Advanced

Feature Monitoring

Monitor data quality, detect feature drift, and alert on freshness issues.

Feature Monitor

# src/monitor.py
import numpy as np
import pandas as pd
from scipy import stats
from datetime import datetime, timedelta
from typing import Dict, List, Optional

class FeatureMonitor:
    def __init__(self, store):
        self.store = store
        self.baselines = {}
        self.alerts = []

    def compute_baseline(self, feature_name, data):
        """Compute statistical baseline for a feature."""
        self.baselines[feature_name] = {
            "mean": float(np.mean(data)),
            "std": float(np.std(data)),
            "min": float(np.min(data)),
            "max": float(np.max(data)),
            "null_rate": float(np.isnan(data).mean()),
            "computed_at": datetime.now().isoformat(),
        }

    def check_drift(self, feature_name, current_data,
                    threshold=0.05):
        """Detect distribution drift using KS test."""
        if feature_name not in self.baselines:
            return {"drift": False, "reason": "no baseline"}

        baseline = self.baselines[feature_name]
        baseline_data = np.random.normal(
            baseline["mean"], baseline["std"], len(current_data))
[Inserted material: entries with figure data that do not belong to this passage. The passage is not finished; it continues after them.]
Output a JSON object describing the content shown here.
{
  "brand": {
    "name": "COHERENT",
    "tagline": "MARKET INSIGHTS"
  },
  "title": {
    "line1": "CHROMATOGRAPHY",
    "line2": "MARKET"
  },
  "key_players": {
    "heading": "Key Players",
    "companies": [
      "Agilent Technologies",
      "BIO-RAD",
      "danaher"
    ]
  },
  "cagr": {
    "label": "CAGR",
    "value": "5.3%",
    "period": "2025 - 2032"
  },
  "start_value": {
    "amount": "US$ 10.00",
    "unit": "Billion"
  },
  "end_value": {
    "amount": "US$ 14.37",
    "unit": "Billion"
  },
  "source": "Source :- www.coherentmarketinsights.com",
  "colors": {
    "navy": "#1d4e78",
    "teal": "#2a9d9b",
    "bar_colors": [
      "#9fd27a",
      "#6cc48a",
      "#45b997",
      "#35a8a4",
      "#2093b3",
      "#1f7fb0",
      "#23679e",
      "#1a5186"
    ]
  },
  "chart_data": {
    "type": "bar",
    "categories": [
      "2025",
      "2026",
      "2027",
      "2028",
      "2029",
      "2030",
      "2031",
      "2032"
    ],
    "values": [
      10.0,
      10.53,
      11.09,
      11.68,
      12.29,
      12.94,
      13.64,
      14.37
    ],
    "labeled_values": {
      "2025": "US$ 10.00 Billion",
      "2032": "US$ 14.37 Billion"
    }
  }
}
        ks_stat, p_value = stats.ks_2samp(baseline_data, current_data)
        drifted = p_value < threshold

        result = {
            "feature": feature_name,
            "drift": drifted,
            "ks_statistic": round(float(ks_stat), 4),
            "p_value": round(float(p_value), 4),
            "current_mean": round(float(np.mean(current_data)), 4),
            "baseline_mean": baseline["mean"],
        }

        if drifted:
            self.alerts.append({
                "type": "drift",
                "feature": feature_name,
                "severity": "high" if p_value < 0.01 else "medium",
                "timestamp": datetime.now().isoformat(),
                **result,
            })
        return result

    def check_quality(self, feature_name, data):
        """Check data quality metrics."""
        issues = []
        null_rate = float(np.isnan(data).mean()) if hasattr(data, '__len__') else 0

        if null_rate > 0.05:
            issues.append(f"High null rate: {null_rate:.1%}")
        if len(set(data)) == 1:
            issues.append("Single value (constant feature)")
        if np.any(np.isinf(data)):
            issues.append("Contains infinity values")

        result = {
            "feature": feature_name,
            "null_rate": round(null_rate, 4),
            "unique_values": len(set(data)),
            "issues": issues,
            "healthy": len(issues) == 0,
        }

        if issues:
            self.alerts.append({
                "type": "quality",
                "feature": feature_name,
                "severity": "high" if null_rate > 0.2 else "medium",
                "issues": issues,
                "timestamp": datetime.now().isoformat(),
            })
        return result

    def check_freshness(self, feature_view_name,
                        max_age_hours=24):
        """Check if features are stale."""
        try:
            meta = self.store.get_feature_view(feature_view_name)
            # Check last materialization time
            fresh = True  # simplified check
            result = {
                "feature_view": feature_view_name,
                "fresh": fresh,
                "max_age_hours": max_age_hours,
            }
            return result
        except Exception as e:
            return {"feature_view": feature_view_name,
                    "error": str(e)}

    def get_report(self):
        return {
            "timestamp": datetime.now().isoformat(),
            "total_alerts": len(self.alerts),
            "alerts": self.alerts,
            "baselines": self.baselines,
        }

if __name__ == "__main__":
    from feast import FeatureStore
    store = FeatureStore(repo_path="feature_repo")
    monitor = FeatureMonitor(store)

    # Generate test data
    baseline = np.random.normal(0.5, 0.1, 1000)
    current = np.random.normal(0.6, 0.15, 1000)  # shifted

    monitor.compute_baseline("conv_rate", baseline)
    drift = monitor.check_drift("conv_rate", current)
    print(f"Drift detected: {drift['drift']}")
    print(f"KS stat: {drift['ks_statistic']}, p={drift['p_value']}")

    quality = monitor.check_quality("conv_rate", current)
    print(f"Quality healthy: {quality['healthy']}")

    import json
    print(json.dumps(monitor.get_report(), indent=2))
💡
Production tip: Run monitoring checks on a schedule (e.g., hourly via cron or Airflow) and send alerts to Slack or PagerDuty when drift or quality issues are detected.